Oratório público do Morro da Providência (vê-se ao fundo, no centro da imagem, o morro do Corcovado, ainda sem o Cristo). O oratório continua de pé. (foto de Augusto Malta)
Fonte: Boletim Permanencia
A idéia de religião como “foro íntimo” é algo novo, produto do individualismo moderno. É a porta de entrada do liberalismo religioso. Desse patamar liberal à anti-religiosidade a distância é tênue, ou melhor, não há diferença.
Na segunda feira, dia 4, o jornal O Globo noticiou que o Ministério Público entrou com uma ação para obrigar a prefeitura do Rio de Janeiro a remover todos os oratórios construídos em praças públicas da cidade a partir de 1988.
O pomo da discórdia é o oratório construído em 2017, que fica na Praça Milton Campos, no Leblon, erigido em comemoração aos 300 anos do encontro da imagem milagrosa de Nossa Senhora Aparecida, no Rio Paraíba.
A alegação do MP é a de proteção da laicidade do Estado.

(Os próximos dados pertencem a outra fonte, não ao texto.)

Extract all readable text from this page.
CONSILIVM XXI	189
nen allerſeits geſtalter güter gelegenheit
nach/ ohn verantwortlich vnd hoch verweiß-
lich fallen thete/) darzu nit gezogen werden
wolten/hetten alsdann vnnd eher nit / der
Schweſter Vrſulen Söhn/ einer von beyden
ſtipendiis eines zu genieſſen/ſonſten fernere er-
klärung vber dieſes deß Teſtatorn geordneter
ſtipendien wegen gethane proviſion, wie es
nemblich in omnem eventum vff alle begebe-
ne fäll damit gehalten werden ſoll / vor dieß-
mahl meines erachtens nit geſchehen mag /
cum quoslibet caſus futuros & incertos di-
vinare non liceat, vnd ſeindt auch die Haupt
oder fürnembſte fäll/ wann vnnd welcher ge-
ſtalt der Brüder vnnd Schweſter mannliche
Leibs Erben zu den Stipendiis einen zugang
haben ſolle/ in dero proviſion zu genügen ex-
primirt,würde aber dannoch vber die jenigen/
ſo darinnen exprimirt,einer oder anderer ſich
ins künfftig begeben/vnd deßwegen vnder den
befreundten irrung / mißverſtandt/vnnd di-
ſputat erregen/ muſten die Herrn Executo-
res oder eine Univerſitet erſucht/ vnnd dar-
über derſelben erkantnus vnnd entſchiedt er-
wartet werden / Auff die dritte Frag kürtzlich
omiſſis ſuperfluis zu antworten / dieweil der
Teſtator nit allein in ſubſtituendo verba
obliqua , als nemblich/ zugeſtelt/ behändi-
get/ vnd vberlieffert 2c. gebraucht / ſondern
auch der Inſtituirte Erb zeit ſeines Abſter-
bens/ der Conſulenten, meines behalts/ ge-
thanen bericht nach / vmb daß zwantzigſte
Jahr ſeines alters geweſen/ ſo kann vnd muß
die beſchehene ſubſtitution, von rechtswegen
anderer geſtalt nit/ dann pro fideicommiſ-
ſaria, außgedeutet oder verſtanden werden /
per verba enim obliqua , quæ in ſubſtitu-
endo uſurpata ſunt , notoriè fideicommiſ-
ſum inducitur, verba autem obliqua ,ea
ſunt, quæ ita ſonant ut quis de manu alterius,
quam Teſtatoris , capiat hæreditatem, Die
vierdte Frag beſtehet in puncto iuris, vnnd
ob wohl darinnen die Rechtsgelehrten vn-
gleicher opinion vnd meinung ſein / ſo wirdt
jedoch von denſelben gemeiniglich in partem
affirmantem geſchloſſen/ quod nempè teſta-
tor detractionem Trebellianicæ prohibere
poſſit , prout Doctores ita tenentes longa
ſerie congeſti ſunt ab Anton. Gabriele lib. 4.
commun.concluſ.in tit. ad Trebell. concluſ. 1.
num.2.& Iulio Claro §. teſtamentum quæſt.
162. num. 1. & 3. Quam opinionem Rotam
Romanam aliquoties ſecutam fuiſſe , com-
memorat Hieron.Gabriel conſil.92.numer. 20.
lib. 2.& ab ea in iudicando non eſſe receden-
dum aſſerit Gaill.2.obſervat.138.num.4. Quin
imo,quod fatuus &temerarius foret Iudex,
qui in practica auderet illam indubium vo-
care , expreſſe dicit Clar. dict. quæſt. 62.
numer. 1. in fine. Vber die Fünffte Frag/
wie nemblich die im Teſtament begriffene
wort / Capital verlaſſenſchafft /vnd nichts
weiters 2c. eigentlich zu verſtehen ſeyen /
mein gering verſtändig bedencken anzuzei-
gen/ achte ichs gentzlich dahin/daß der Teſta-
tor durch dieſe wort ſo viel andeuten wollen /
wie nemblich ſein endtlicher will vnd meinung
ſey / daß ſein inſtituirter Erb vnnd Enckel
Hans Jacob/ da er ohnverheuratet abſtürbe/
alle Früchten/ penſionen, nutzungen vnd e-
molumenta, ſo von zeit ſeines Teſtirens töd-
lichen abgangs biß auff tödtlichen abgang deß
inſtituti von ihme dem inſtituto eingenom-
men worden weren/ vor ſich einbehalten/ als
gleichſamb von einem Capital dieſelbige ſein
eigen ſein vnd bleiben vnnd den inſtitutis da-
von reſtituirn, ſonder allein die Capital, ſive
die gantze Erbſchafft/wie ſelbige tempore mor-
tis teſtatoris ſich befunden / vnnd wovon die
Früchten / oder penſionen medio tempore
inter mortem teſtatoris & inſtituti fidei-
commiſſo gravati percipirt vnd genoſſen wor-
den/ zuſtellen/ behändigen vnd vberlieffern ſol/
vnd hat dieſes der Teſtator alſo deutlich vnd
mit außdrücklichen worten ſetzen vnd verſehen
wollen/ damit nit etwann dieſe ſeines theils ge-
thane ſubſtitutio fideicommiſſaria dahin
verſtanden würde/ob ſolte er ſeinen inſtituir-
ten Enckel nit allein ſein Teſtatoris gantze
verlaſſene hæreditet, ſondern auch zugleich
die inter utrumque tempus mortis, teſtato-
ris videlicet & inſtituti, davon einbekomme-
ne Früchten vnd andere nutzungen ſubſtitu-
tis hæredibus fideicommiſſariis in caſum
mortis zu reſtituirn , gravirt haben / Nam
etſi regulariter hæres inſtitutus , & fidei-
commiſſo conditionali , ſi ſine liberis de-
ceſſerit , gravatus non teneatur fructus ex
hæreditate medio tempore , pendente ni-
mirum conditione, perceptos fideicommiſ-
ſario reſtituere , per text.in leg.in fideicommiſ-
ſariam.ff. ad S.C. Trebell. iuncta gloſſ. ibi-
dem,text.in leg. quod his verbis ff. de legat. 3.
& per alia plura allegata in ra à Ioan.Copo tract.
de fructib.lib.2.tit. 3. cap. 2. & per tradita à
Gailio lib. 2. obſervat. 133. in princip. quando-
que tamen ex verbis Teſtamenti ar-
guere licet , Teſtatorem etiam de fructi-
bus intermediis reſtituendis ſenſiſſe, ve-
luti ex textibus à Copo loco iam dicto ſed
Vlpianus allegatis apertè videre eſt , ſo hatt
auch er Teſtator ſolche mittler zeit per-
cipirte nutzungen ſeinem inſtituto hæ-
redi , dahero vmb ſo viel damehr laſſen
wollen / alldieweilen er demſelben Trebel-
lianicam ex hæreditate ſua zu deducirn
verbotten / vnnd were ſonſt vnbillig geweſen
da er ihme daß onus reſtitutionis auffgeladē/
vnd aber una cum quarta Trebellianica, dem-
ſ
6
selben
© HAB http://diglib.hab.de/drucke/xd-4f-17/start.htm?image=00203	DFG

Em defesa, a diretoria jurídica da Arquidiocese classificou a medida como um “grave caso de intolerância religiosa”.
Mas o que está por trás dessa ação do MP?
O que está no fundo dessa questão, sob o argumento de “laicidade”, é a idéia de que a religião é tema de “foro íntimo”, tão somente privado, e que todo ambiente público deve ser “laico”.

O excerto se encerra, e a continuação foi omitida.